Dia mencatat bahwa kondisi itu berakibat fatal bagi keturunan laki-laki, dan terdapat kemungkinan lebih sedikit gajah yang akan lahir secara normal atau dengan gading. Hal ini bisa memperlambat pemulihan spesies, yang sekarang berjumlah lebih dari 700 di taman.


"Tusklessness (tidak memiliki gading) mungkin menguntungkan selama perang," kata Profesor Pringle. "Tapi itu ada harganya."
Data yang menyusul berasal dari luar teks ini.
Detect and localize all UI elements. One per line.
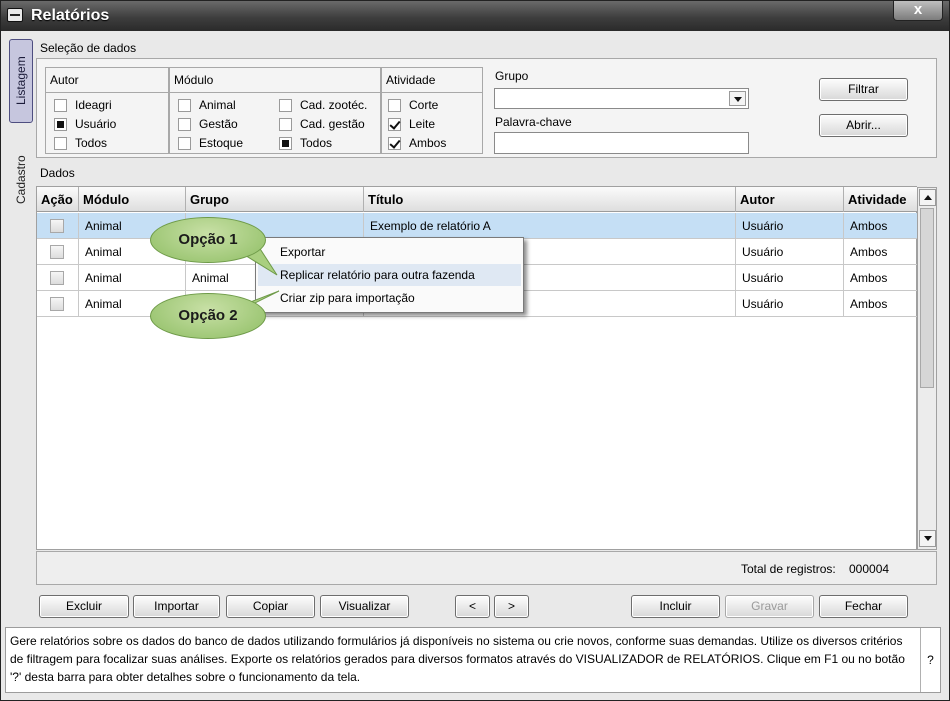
scroll-thumb[interactable]: [920, 208, 934, 388]
grid-header: Ação Módulo Grupo Título Autor Atividade: [37, 187, 917, 212]
checkbox[interactable]: [178, 98, 191, 112]
filter-button[interactable]: Filtrar: [819, 78, 908, 101]
callout-option-2: Opção 2: [150, 293, 266, 339]
window-menu-icon[interactable]: [7, 8, 23, 22]
checkbox[interactable]: [54, 136, 67, 150]
row-action-cell[interactable]: [37, 291, 79, 317]
col-header-atividade[interactable]: Atividade: [844, 187, 917, 212]
autor-filter: Autor Ideagri Usuário Todos: [45, 67, 169, 154]
modulo-filter: Módulo Animal Gestão Estoque Cad. zootéc…: [169, 67, 381, 154]
checkbox[interactable]: [388, 117, 401, 131]
row-atividade: Ambos: [850, 219, 888, 233]
row-titulo: Exemplo de relatório A: [364, 213, 736, 239]
autor-option-todos[interactable]: Todos: [54, 135, 107, 151]
checkbox[interactable]: [279, 117, 292, 131]
checkbox[interactable]: [388, 136, 401, 150]
row-autor: Usuário: [736, 213, 844, 239]
modulo-option-todos[interactable]: Todos: [279, 135, 332, 151]
data-section-label: Dados: [40, 166, 75, 180]
col-header-acao[interactable]: Ação: [37, 187, 79, 212]
grid-scrollbar[interactable]: [917, 187, 937, 550]
modulo-option-estoque[interactable]: Estoque: [178, 135, 243, 151]
row-atividade: Ambos: [850, 297, 888, 311]
autor-title: Autor: [50, 73, 79, 87]
checkbox[interactable]: [279, 136, 292, 150]
checkbox[interactable]: [388, 98, 401, 112]
row-autor: Usuário: [736, 291, 844, 317]
row-checkbox[interactable]: [50, 297, 64, 311]
import-button[interactable]: Importar: [133, 595, 220, 618]
checkbox[interactable]: [54, 98, 67, 112]
chevron-down-icon[interactable]: [729, 91, 746, 106]
row-action-cell[interactable]: [37, 265, 79, 291]
row-checkbox[interactable]: [50, 219, 64, 233]
help-text: Gere relatórios sobre os dados do banco …: [10, 634, 905, 684]
autor-option-usuario[interactable]: Usuário: [54, 116, 116, 132]
checkbox[interactable]: [178, 136, 191, 150]
scroll-down-icon[interactable]: [919, 530, 936, 547]
preview-button[interactable]: Visualizar: [320, 595, 409, 618]
scroll-up-icon[interactable]: [919, 189, 936, 206]
delete-button[interactable]: Excluir: [39, 595, 129, 618]
grid-footer: Total de registros: 000004: [36, 551, 937, 585]
reports-window: Relatórios x Listagem Cadastro Seleção d…: [0, 0, 950, 701]
add-button[interactable]: Incluir: [631, 595, 720, 618]
row-autor: Usuário: [736, 265, 844, 291]
modulo-option-animal[interactable]: Animal: [178, 97, 236, 113]
col-header-modulo[interactable]: Módulo: [79, 187, 186, 212]
next-button[interactable]: >: [494, 595, 529, 618]
total-value: 000004: [849, 562, 890, 576]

Dampak potensial lainnya adalah perubahan pada lanskap yang lebih luas, karena penelitian mengungkap bahwa hewan bergading dan tidak bergading memakan tanaman yang berbeda.


Tetapi, Profesor Pringle menekankan bahwa hal itu dapat dibalik dari waktu ke waktu. Sebab, populasi pulih dari ambang eliminasi.


"Jadi sebenarnya kami berharap sindrom ini akan berkurang frekuensinya pada populasi penelitian kami, asalkan gambaran konservasi tetap positif seperti yang terjadi baru-baru ini," katanya.


"Ada badai salju berita menyedihkan tentang keanekaragaman hayati dan manusia di lingkungan dan saya pikir penting untuk menekankan bahwa ada beberapa titik terang dalam gambar itu."